By Jason KUROSU
Last year, the CV Youth Town Council, in cooperation with the Fire House, held its first college fair. On Tuesday night, with three weeks left until students must choose a college, the Fire House hosted a similar event focusing on the financial aspects and issues of going to college. Held in the courtyard of St. Luke’s of the Mountains Church, children as young as eighth grade and their parents heard advice on choosing the right college and how to attend without spending a fortune.
Justin Hager, Communications director for Assemblyman Mike Gatto, discussed the importance of financial literacy, as well as selecting a school that fits the student.
“It’s better for you to get As and Bs at a lower ranked school than to fail and be miserable at a prestigious, well known school,” advised Hager.
The prospective college-bound were encouraged to choose schools that fit them on a variety of levels, from preferred field of study to campus life to geography.
Other organizations were on hand to answer questions about college life and provide tips on surviving the four (or five) year journey with wallet intact.

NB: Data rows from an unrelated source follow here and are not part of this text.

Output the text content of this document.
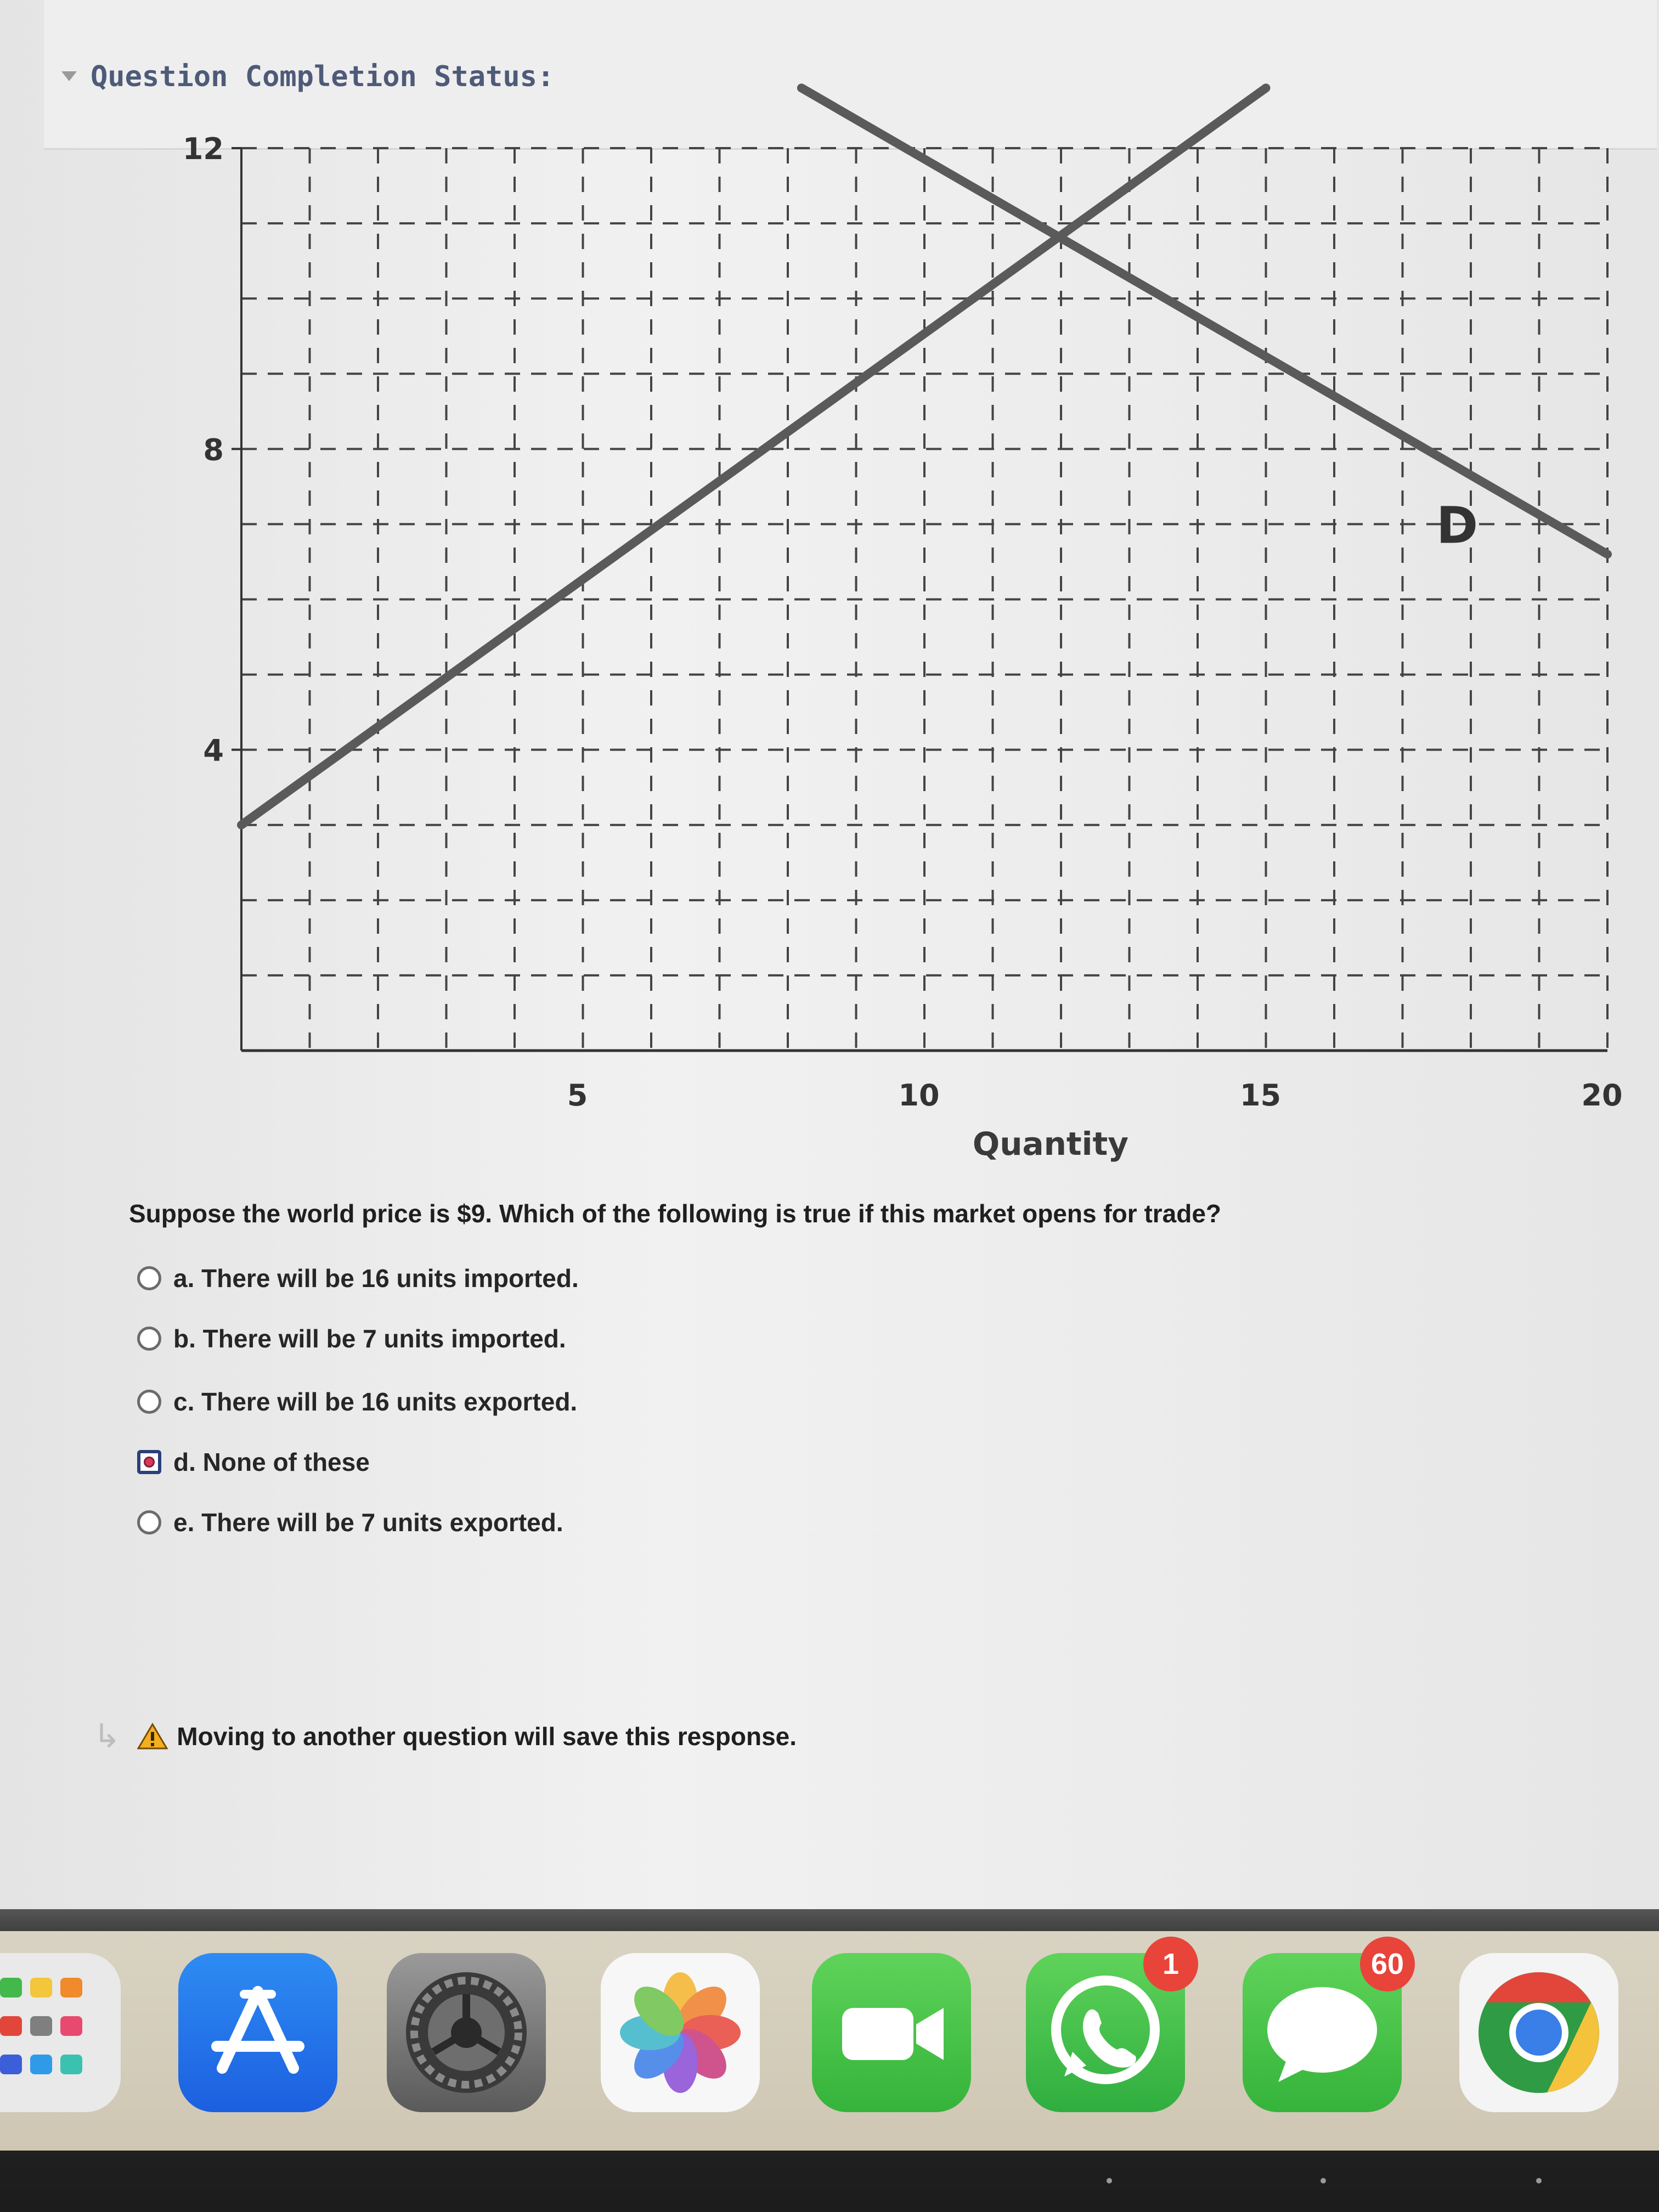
Question Completion Status:
4
8
12
5	10	15	20
Quantity
D
Suppose the world price is $9. Which of the following is true if this market opens for trade?
a. There will be 16 units imported.
b. There will be 7 units imported.
c. There will be 16 units exported.
d. None of these
e. There will be 7 units exported.
↳ Moving to another question will save this response.
1	60
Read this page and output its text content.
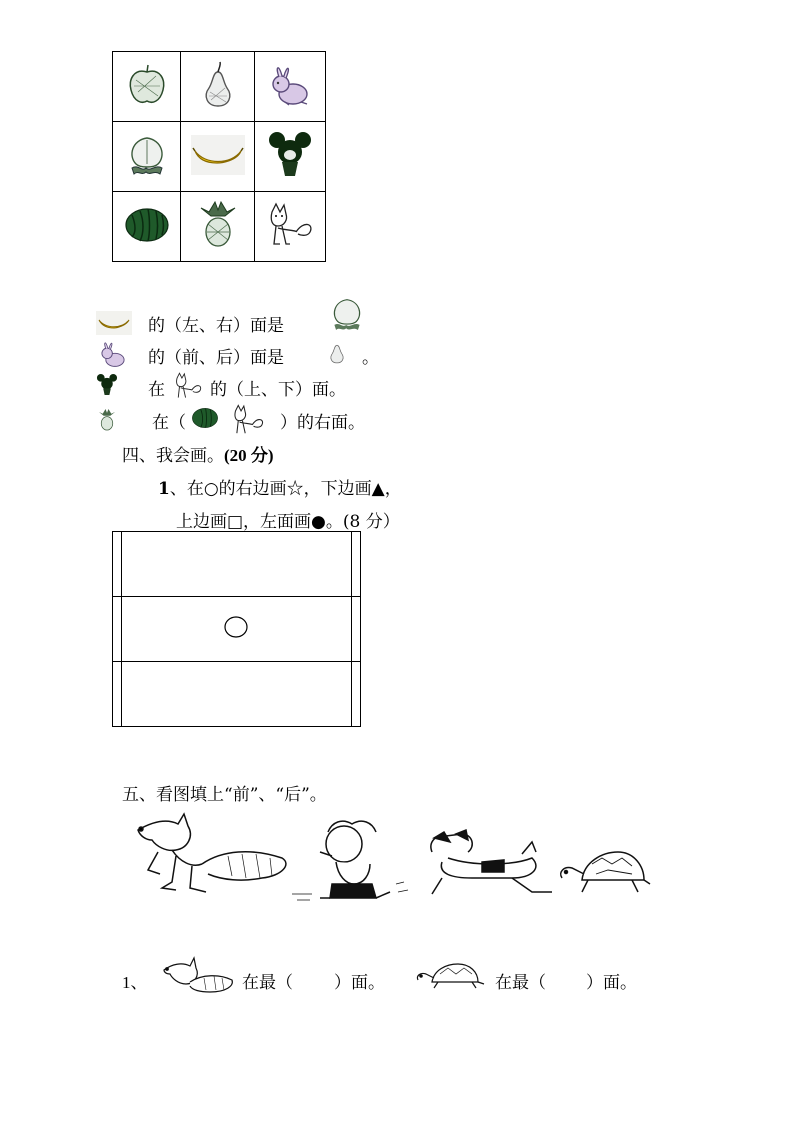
的（左、右）面是
的（前、后）面是	。
在	的（上、下）面。
在（	）的右面。
四、我会画。(20 分)
1、在○的右边画☆，下边画▲，
上边画□，左面画●。(8 分）

五、看图填上“前”、“后”。
1、	在最（ ）面。	在最（ ）面。
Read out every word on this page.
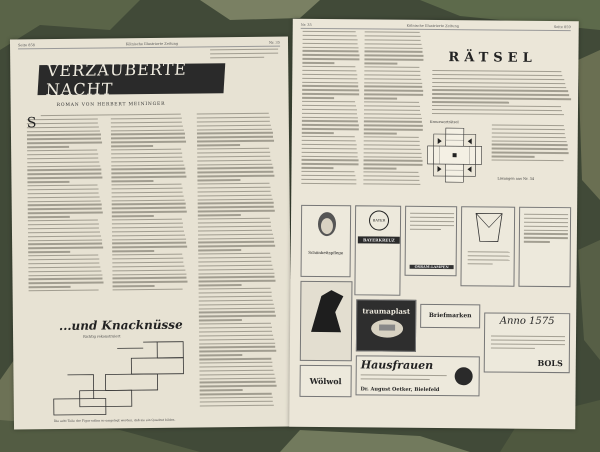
Seite 858	Kölnische Illustrierte Zeitung	Nr. 35
VERZAUBERTE NACHT
ROMAN VON HERBERT MEININGER
S
...und Knacknüsse
Richtig rekonstruiert
Die acht Teile der Figur sollen so umgelegt werden, daß sie ein Quadrat bilden.
Nr. 35	Kölnische Illustrierte Zeitung	Seite 859
RÄTSEL
Kreuzworträtsel
Lösungen aus Nr. 34
Schönheitspflege
BAYER
BAYERKREUZ
OSRAM-LAMPEN
traumaplast	Briefmarken	Anno 1575
BOLS
Hausfrauen
Dr. August Oetker, Bielefeld
Wölwol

Pasadena City College Financial Aid Interviewer Liz Garcia was available at the PCC booth to answer questions about applying for a FAFSA and scholarships.
Montrose Travel let parents know they could help with those arduous trips to schools far away on the East
Coast or wherever their student may be.
Bed, Bath & Beyond had catalogs for typical dorm room furnishings as well as information on their Shop Here, Pick Up There service, which allows customers to shop for items at the Bed, Bath & Beyond store nearest home and then have those items available for pickup at the Bed, Bath & Beyond nearest their college campus.
Sharon Weisman of the Glendale Education Social Justice Advocates (GESJA) encouraged students to explore the Working Colleges Consortium, a set of seven schools focused on skills-based education.
Hager’s presentation included steps students and parents may take to make the college experience more affordable.
“Be aware of loans, not afraid of them,” said Hager. “Loans are not your enemy – excessive loans are.”
Hager also recommended that students not work too much to pay off loans and especially not to pay entirely for their own tuition.
“There’s nothing wrong with having a job while going to school, but try to keep it to around 20 hours a week max,” he advised.
Hager encouraged students to explore work studies, scholarships, living off campus and private schools where students can receive financial aid through endowment programs.
Lastly, Hager, who formerly worked in college admissions at UC Hastings College of the Law, told the students, “Please, dear God, proofread your admissions essays.”